Luigi Tenco
“Quando un Paese riesce ad esprimere in chiave moderna una sua musica tipica (come è avvenuto per la bossa nova e il cha cha cha), per un certo periodo di tempo il mondo intero impazzisce.”
In Italia, purtroppo, il grosso sbaglio è di guardare al mercato mondiale e imitarlo, quando ci sarebbe da noi un patrimonio musicale vastissimo e pieno di folklore.
Bisognerebbe prendere melodie tipiche italiane e inserirle in un sound moderno, come fanno i Negri con i Rythm and Blues o come hanno fatto i Beatles che hanno dato un suono di oggi alle marcette scozzesi, invece di suonare con la zampogna.
In Italia si è vittime del provincialismo perchè sanno apprezzare solamente quello che viene dall’estero; ed è un provincialismo per di più apprezzato dalla stampa, dalla radio e della televisione.

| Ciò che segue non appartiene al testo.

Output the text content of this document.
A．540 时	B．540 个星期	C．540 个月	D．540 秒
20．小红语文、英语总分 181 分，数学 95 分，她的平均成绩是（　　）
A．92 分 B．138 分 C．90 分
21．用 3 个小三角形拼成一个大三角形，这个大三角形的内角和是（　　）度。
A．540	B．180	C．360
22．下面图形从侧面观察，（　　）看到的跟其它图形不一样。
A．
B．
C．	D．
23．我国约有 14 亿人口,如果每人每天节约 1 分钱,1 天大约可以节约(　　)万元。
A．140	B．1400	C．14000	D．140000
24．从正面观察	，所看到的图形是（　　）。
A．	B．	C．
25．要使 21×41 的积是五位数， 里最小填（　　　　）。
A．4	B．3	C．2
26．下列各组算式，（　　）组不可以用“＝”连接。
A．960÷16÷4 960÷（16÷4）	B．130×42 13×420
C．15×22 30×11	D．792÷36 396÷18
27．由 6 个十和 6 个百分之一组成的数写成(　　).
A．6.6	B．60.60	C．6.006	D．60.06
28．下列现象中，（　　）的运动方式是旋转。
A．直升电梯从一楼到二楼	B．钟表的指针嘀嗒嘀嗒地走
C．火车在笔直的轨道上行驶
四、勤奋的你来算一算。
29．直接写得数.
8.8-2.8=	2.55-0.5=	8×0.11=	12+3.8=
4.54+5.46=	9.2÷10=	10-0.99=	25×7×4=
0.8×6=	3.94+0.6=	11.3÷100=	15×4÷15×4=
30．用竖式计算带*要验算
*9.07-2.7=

Nessuno fa niente per la nostra musica.
Eppure il patrimonio folkloristico è così vario che ogni cantante e compositore potrebbero attingervi mantenendo la propria personalità.
Se uno vuol fare la sua protesta, può protestare; se un altro vuoi fare ballare la gente, può farla ballare; ce ne sarebbe per tutti.
Dopo Sanremo 1966 la polemica sui capelloni si è accesa di tinte assurde: come sempre hanno fatto di ogni erba un fascio, dicendone di tutti i colori.
Gli argomenti preferiti da certa gente sono che i capelloni non lavorano, che si tratta di esseri sporchi, intellettualmente ritardati; bene, io a questo punto mi proclamo un capellone, mi sento uno di loro. Eppure lavoro sodo, mi lavo regolarmente e fino a questo momento, con tutti i difetti che mi possono attribuire, nessuno mi ha mai considerato un cretino”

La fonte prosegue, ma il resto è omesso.